The problem is the process speed, the estimated time for loading a single file's data (~10M lines) is of 19 Hours. I used a profiler to find the bottleneck in the code and the majority of the computational time is taken by the boto3 function storing the items in the database.
def add_batch(self, items, table):
request = {
table: []
}
if type(items) is not list:
print(f'\nError while loading item\'s batch, expecting a <list> but got {type(items)}')
return None
for item in items:
request[table].append(
{
'PutRequest': {
'Item': item
}
}
)
while request:
response = self._client.batch_write_item(RequestItems=request) # by far the slowest call
if response['UnprocessedItems']:
request = response['UnprocessedItems']
print('unprocessed items: ', request)
else:
request = None
return 0
The batch size is of 25 items, the throughput for the table is 100 (tried a lot of values with little results).

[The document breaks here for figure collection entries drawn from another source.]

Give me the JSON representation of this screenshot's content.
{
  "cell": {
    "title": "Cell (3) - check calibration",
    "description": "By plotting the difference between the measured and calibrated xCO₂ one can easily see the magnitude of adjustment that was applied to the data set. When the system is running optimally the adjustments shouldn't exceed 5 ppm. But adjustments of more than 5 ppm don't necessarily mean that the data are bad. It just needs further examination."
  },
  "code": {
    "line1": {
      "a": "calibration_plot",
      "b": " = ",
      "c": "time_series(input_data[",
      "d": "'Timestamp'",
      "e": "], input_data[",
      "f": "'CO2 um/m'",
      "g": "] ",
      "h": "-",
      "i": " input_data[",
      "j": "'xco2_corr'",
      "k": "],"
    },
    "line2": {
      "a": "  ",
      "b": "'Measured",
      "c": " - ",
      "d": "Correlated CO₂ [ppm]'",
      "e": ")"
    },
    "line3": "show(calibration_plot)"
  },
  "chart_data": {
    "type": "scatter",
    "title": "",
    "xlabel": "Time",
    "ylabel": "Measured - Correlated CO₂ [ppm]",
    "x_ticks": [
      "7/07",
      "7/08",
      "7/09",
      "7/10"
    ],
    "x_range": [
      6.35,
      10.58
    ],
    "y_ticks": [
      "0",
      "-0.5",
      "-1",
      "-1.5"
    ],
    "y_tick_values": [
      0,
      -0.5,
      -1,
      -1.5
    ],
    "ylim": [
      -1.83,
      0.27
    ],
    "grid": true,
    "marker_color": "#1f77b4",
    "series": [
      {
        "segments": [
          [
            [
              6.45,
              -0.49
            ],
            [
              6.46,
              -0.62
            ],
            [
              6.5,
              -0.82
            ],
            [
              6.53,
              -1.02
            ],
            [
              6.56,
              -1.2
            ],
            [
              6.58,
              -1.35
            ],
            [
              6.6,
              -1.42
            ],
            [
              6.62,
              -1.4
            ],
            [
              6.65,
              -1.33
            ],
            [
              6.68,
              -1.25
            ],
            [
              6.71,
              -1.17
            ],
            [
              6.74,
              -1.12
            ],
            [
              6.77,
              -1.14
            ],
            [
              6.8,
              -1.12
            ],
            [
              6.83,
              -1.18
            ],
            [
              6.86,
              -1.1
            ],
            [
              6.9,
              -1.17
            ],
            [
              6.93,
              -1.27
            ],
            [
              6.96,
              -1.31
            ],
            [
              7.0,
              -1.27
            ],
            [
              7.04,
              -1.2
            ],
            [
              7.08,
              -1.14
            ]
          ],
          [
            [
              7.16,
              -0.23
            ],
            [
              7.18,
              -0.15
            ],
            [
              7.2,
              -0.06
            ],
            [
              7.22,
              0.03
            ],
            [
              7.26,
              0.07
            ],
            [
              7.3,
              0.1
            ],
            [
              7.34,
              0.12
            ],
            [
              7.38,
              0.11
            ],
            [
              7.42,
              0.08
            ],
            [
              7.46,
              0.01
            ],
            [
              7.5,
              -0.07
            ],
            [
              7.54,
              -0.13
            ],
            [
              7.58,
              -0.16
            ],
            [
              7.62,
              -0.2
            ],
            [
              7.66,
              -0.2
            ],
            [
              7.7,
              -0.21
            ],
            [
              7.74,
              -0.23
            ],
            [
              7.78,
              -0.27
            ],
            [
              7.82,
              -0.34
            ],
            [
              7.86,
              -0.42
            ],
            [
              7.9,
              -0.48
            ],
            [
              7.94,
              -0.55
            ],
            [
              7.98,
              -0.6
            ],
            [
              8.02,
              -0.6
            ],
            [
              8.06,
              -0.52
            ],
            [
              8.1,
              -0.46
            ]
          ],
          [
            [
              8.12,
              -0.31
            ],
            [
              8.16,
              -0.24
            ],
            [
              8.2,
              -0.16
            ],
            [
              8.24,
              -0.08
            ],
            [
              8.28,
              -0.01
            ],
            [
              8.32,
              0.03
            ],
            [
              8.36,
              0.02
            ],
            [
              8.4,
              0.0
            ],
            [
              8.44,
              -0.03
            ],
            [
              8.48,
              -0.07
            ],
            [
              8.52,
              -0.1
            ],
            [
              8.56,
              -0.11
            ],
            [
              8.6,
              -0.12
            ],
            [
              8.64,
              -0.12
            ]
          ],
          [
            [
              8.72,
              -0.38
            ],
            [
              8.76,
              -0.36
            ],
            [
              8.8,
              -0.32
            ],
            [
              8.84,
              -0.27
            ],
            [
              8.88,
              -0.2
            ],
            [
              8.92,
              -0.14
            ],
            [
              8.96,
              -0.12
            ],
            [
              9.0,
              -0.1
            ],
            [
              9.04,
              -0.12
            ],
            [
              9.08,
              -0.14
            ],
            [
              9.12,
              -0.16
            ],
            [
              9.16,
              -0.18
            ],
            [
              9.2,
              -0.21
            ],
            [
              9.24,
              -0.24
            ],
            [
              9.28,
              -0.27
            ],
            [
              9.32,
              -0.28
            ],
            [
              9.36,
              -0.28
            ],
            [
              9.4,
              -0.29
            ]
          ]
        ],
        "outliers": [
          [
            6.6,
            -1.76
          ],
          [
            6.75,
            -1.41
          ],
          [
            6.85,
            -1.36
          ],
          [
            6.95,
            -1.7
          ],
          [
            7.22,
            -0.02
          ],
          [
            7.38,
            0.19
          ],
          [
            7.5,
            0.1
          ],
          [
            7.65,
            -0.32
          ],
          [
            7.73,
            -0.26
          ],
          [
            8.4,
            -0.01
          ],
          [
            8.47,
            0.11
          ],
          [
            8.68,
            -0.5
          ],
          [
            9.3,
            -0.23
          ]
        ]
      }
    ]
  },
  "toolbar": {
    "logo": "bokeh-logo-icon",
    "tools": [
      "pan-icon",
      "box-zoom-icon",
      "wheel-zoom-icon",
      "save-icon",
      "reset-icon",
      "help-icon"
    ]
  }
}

Understandably, I was getting better results when the container was run with the InMemory option set to True. I had to change it because I can't possibly wait hours every time I restart the container waiting for it to load the data.
At the moment I start the container with this simple command:
docker run -p 8000:8000 amazon/dynamodb-local -jar DynamoDBLocal.jar
I tried with some parallelization but the boto3 library doesn't seem to like it since it keeps raising exceptions.
DynamoDB.local is not designed at all for performance. It is merely meant to be for offline functional development and testing before deploying to production in the actual DynamoDB service.